NDAs, while more common, aren’t always ironclad, legal experts say

Before Travis Kelce proposed to Taylor Swift, rumors began swirling about their prenuptial agreement and what it might and might not contain. One thing is probable: It likely contains confidentiality clauses and nondisclosure agreements—tools that have become common in this day and age when private lives don’t often stay that way.
“Since the rise of social media and how everybody posts about everything, it’s become more prevalent that people include clauses to protect their privacy in the event of a breakup,” says Jennifer Brandt, the chair of the family law group at Cozen O’Connor. “You can’t go out and disparage your spouse or former spouse.”
“And those clauses are becoming more and more common for everyday people as well,” adds Brandt, who also chairs the ABA Section of Family Law.

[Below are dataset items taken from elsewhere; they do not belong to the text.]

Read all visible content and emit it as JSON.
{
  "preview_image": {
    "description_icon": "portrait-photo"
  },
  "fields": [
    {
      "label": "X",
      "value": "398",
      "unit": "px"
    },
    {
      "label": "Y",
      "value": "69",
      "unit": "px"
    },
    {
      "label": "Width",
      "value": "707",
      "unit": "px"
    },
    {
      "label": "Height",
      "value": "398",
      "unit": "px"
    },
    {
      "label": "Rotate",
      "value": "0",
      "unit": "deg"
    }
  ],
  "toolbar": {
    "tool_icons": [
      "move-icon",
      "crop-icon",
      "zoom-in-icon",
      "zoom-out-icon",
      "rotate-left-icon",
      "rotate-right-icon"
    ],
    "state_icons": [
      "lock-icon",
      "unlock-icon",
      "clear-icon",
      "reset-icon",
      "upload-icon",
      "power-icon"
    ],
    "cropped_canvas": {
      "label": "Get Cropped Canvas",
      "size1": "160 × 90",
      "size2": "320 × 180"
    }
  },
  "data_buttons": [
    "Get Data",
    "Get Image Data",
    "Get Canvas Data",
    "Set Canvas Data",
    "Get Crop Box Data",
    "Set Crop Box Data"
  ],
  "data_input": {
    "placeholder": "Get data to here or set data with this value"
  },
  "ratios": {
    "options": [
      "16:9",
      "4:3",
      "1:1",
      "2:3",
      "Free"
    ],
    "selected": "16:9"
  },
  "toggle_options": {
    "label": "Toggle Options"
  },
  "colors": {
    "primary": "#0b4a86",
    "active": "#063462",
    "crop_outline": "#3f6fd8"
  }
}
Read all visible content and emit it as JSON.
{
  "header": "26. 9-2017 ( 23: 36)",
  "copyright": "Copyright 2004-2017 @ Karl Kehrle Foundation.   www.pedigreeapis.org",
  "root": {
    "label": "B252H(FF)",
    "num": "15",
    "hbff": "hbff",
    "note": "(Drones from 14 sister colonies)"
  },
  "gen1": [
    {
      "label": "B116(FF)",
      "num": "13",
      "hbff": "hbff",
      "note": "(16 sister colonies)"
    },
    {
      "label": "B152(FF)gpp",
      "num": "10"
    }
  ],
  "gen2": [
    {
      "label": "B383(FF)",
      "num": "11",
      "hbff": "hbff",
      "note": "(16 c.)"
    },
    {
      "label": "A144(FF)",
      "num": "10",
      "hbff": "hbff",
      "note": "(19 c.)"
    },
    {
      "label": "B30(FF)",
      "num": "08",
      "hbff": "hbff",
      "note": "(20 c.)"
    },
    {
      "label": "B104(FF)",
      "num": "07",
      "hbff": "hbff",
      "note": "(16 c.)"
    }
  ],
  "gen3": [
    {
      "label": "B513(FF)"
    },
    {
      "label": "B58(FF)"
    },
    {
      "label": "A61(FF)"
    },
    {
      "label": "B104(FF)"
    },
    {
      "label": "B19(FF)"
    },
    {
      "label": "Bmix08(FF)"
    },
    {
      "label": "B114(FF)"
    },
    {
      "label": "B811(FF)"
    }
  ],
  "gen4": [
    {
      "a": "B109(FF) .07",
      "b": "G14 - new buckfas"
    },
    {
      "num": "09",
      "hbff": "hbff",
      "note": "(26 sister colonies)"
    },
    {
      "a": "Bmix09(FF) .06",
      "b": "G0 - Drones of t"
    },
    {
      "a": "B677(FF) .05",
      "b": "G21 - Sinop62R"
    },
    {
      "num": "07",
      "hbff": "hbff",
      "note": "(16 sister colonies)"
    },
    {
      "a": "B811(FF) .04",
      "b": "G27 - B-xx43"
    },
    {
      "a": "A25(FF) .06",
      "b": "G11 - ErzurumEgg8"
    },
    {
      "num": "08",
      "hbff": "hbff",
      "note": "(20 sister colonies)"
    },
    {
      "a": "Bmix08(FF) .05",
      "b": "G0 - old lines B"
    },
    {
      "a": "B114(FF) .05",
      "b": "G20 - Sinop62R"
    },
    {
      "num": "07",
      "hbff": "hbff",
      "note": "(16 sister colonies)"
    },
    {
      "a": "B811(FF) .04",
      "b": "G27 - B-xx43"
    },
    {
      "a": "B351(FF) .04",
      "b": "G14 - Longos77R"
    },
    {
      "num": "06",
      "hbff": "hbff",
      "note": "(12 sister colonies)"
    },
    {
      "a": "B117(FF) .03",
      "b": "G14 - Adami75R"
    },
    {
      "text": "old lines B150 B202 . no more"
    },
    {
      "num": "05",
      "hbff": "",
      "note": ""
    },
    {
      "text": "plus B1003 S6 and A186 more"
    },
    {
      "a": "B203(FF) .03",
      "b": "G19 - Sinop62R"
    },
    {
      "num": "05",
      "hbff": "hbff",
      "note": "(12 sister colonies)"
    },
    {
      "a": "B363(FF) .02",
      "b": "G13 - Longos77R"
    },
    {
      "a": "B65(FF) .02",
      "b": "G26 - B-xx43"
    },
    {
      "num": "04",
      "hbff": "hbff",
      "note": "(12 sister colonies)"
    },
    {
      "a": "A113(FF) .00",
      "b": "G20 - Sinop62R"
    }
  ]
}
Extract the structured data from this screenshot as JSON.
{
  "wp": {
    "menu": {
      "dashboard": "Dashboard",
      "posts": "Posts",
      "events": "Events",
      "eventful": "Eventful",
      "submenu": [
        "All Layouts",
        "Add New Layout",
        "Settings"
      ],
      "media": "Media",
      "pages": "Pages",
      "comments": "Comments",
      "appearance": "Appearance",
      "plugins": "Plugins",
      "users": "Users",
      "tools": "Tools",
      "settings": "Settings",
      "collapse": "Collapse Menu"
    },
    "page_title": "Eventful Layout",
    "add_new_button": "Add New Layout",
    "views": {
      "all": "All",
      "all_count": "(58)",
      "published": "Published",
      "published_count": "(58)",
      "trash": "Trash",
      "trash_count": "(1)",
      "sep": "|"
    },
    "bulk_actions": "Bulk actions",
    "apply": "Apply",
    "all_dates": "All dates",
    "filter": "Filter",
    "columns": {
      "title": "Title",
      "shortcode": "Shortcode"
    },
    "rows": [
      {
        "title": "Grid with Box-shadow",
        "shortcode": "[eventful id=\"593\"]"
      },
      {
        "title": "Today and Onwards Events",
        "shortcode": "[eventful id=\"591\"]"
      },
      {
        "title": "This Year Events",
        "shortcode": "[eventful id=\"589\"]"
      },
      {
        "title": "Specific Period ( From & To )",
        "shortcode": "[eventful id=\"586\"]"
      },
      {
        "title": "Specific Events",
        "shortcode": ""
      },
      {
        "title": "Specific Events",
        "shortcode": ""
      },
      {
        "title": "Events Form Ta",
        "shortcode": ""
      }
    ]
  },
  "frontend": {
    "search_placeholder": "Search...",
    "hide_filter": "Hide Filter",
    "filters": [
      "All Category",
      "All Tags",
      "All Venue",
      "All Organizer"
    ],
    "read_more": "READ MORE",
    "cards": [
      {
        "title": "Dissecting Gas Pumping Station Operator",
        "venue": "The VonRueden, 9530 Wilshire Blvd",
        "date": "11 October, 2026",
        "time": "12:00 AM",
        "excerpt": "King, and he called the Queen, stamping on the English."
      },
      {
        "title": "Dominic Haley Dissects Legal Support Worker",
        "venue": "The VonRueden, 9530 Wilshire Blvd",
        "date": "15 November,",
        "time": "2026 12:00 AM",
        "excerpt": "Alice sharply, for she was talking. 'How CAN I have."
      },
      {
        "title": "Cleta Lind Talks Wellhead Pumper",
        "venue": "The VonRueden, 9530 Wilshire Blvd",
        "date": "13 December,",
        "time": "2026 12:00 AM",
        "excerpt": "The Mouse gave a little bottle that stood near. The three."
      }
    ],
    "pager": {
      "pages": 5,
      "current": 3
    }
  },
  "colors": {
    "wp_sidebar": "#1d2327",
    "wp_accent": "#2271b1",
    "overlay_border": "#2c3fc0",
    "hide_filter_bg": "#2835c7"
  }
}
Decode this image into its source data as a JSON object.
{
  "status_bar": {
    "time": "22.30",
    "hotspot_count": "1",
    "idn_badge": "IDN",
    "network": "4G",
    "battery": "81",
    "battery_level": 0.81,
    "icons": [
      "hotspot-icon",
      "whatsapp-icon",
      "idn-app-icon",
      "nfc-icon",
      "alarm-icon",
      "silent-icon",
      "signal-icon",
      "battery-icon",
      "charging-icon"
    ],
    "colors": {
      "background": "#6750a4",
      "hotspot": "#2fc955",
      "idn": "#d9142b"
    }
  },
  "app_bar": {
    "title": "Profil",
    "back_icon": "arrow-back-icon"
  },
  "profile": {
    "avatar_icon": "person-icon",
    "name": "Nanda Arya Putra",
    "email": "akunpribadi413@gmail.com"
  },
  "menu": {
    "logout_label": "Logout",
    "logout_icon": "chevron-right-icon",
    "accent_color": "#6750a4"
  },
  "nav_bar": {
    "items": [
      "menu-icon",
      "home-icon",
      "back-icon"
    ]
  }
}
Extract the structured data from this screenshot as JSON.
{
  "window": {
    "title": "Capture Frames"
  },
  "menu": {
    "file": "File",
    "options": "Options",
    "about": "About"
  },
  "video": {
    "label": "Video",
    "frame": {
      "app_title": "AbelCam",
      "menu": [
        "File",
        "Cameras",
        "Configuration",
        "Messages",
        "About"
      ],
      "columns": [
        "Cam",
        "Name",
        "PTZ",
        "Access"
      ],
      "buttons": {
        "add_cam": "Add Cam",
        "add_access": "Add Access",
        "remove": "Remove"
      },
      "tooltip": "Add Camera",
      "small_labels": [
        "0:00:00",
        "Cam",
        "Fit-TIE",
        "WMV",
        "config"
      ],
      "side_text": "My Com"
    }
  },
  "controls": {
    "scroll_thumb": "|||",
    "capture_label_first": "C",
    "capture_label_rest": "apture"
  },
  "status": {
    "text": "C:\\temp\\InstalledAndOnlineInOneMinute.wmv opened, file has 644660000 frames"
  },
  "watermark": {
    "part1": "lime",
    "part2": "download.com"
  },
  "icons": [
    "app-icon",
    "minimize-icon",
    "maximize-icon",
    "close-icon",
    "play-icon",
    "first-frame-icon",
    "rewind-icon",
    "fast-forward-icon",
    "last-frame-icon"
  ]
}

Actor Charlie Sheen, pop star Britney Spears and golfer Tiger Woods are among celebrities who have asked romantic partners to sign NDAs, according to news reports. Sheen also reportedly required anyone who entered his home to sign an NDA, while singer Justin Bieber has made friends and other guests sign NDAs before leaving his parties.
But NDAs, which also are used in the workplace and in political circles, aren’t always ironclad. Legal experts say how and when they are enforced often depends on the circumstances. In the past, they have been deemed unenforceable if they were too broad, covered information that is publicly available or tried to protect illegal activities.
For instance, President Donald Trump has a long history of using NDAs, several of which have been found to be unenforceable. In one case, a federal judge ruled that the sweeping language in an NDA that Trump’s 2016 presidential campaign required its employees to sign was so broad that it was unreasonable. The campaign later agreed as part of a class-action settlement to permanently void those NDAs.
In another infamous example—portrayed in 1999 film The Insider starring Russell Crowe—former Brown & Williamson executive Jeffrey Wigand broke his NDA to go public with damning information about the tobacco industry. In his case, he gave a deposition that was later reported on by the Wall Street Journal. After that information became public, 60 Minutes also decided to air an interview with Wigand.
The lawsuit filed by Brown & Williamson against Wigand because of his public disclosures was dismissed as part of the 1997 settlement agreement between attorneys general from a number of states and the tobacco industry.
Public pushback
In recent years, NDAs have been scrutinized for protecting perpetrators of sexual abuse and harassment.
“There’s this paradox, because on the one hand, a public figure wants to protect their privacy,” Marc Simon says. “On the other hand, if there are actually facts and circumstances that are, let’s call embarrassing and/or detrimental to their reputation, then the mere fact of seeking to enforce the NDA will bring more attention to them.”“There are certainly very legitimate purposes for reputational NDAs to protect private facts and information and experiences and events,” says Marc Simon, the chair of the entertainment and sports law department at Fox Rothschild. “Where it becomes problematic for the public figure is when the NDA is seeking to prevent the disclosure of objectively bad conduct—you know, personal conduct that is problematic.”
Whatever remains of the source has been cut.